Bighand//Bigknife, Winner’s Cup Two winters ago, a friend called me enthusiastically from Denton, Texas, to say that he’d just seen “the best band ever,” and then sent me a video clip of some dudes ripping through amps so big that I could hardly hear what was going on. When I finally got around to listening to Bighand//Bignkife’s recordings, I squealed at how incredibly crushing they were. This April, they released Winner’s Cup. It’s the kind of heavy that I’ve yearned for, and I’m not ashamed to say that I’ve jammed this EP at least once a day since its release.

The Platters I recently told myself that I wanted to become an expert on doo-wop. To be honest, though, that journey was pretty short-lived—as soon as I stumbled upon the Platters, I couldn’t will myself to venture onward. I had found the perfect vocal group. They have that sound that makes you want to romanticize the 50s and 60s. Milk shakes and roller skates and jukeboxes. You know. Next time you’re at a record store, pick up one of their albums. I promise they’re a pleasant addition to any collection.

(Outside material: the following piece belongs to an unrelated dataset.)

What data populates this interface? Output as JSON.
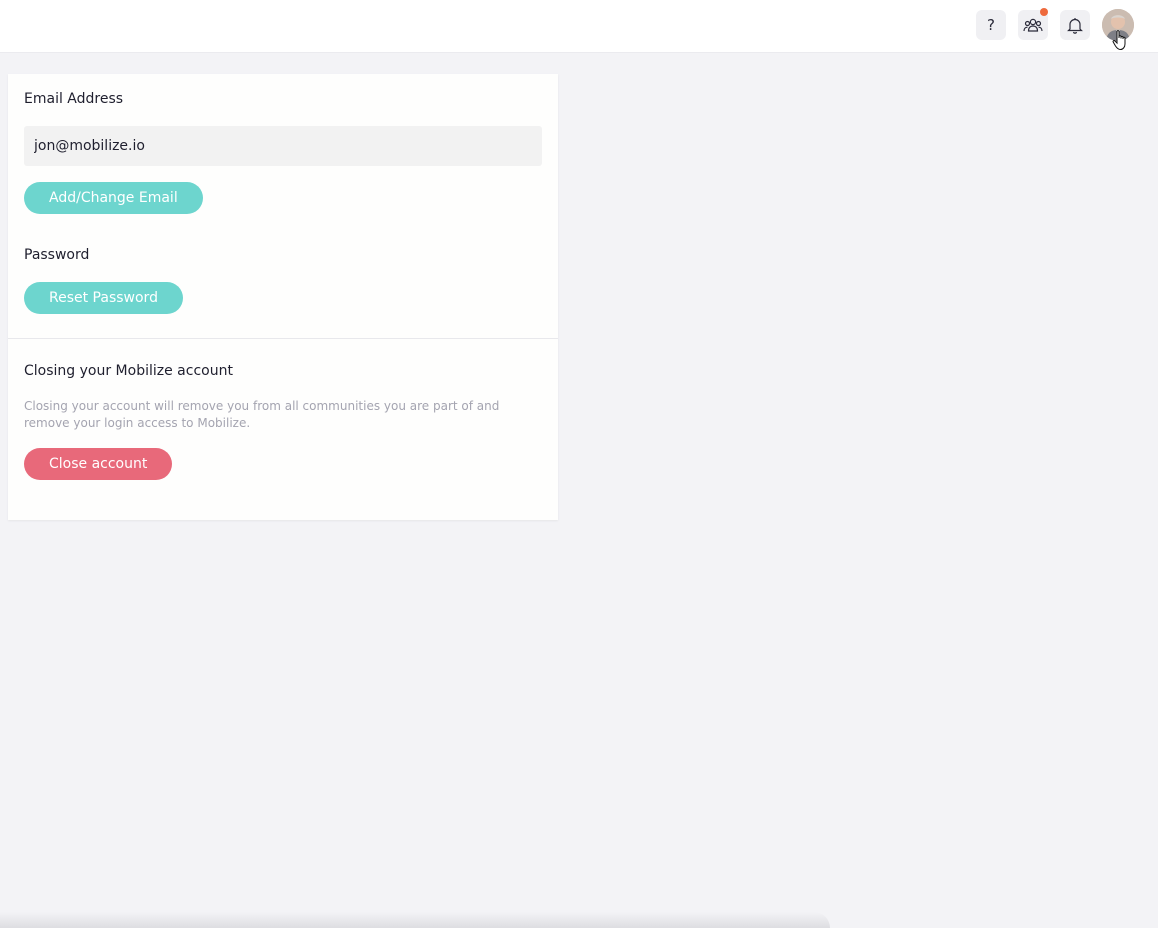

Pinegrove’s Audiotree Live session Pinegrove have mastered their craft. Hailing from Montclair, New Jersey, they’ve created flawless kind of rocking alt-country that begs to be played loudly and on long drives. And as if I weren’t already listening to this band multiple times a day, Chicago-based music company Audiotree went and recorded an incredible session that I can’t stop watching. Thanks for fueling the obsession!